EXCLUSIVE: The Human Rights Watch Film Festival recently announced it’s closing down, and the future of Hot Docs remains uncertain at best.
But there’s some hopeful news for the troubled film festival space: the return of the Margaret Mead Film Festival in New York.
The longest running nonfiction film festival in the U.S. reemerges May 9, after being dark since the pandemic.
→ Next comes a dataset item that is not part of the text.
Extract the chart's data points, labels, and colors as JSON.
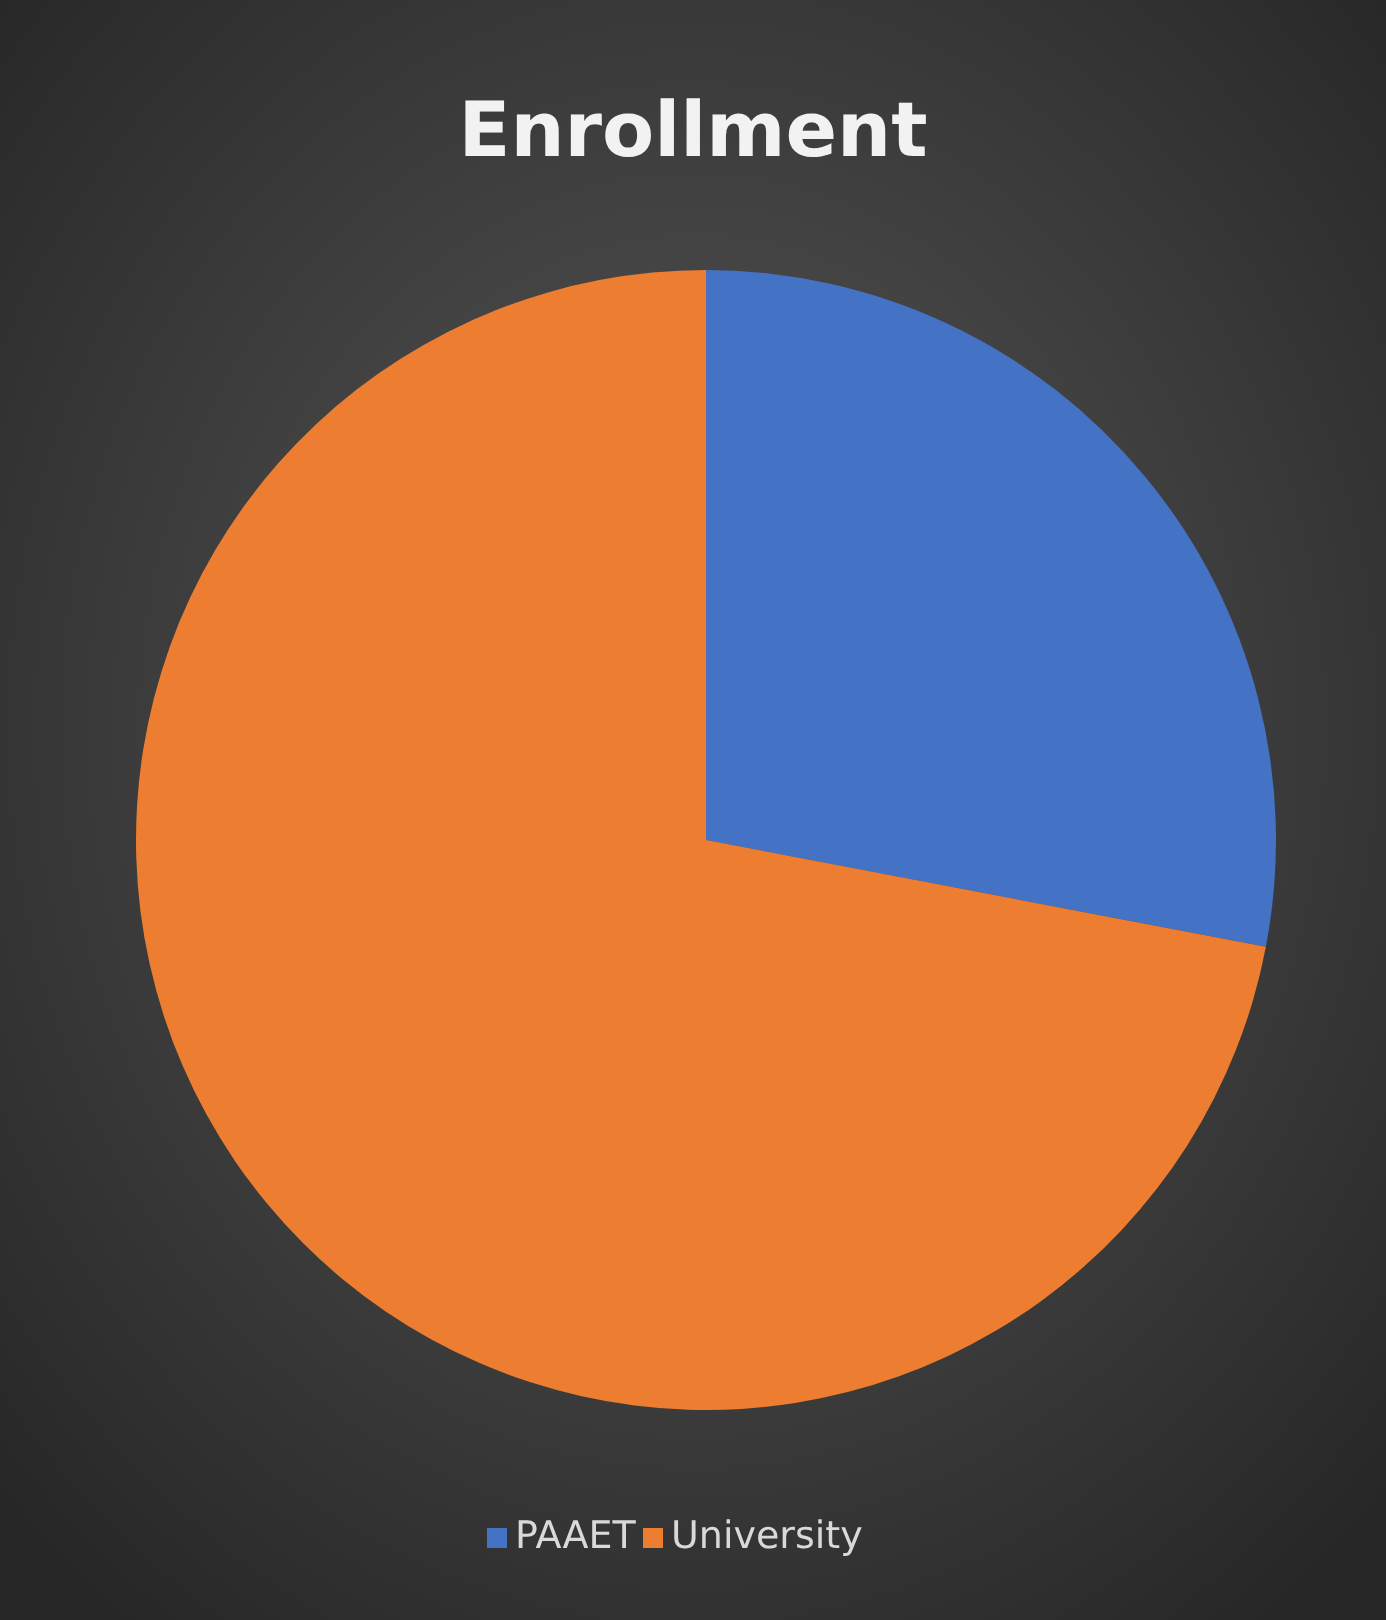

The four-day event will showcase documentary films from across the globe, as well as animation, panel discussions, and live performances, all from its home base at the American Museum of Natural History in New York. [Scroll for the full program] “Mead 2024 gives platform to new voices that inspire fresh conversations about our shared humanity,” noted Jacqueline Handy, director of public programs at the American Museum of Natural History, adding the festival has been “a vibrant part of the Museum landscape since 1977.” The festival kicks off on Thursday, May 9 with Soundtrack ‘63, “a live, music and multimedia retrospective of the Black experience in America.” The following evening will see the New York premiere of Sugarcane, the award-winning documentary that investigates the legacy of residential schools in British Columbia where Indigenous children were separated from their families and systematically deprived of their language and culture, coercing them to assimilate into white Canadian society.
Sugarcane directors Julian Brave NoiseCat and Emily Kassie, who won the U.S. Documentary directing award for their film at Sundance, will participate in a Q&A following the Margaret Mead premiere. (National Geographic, which acquired the film out of Sundance, will open the film in theaters later this year).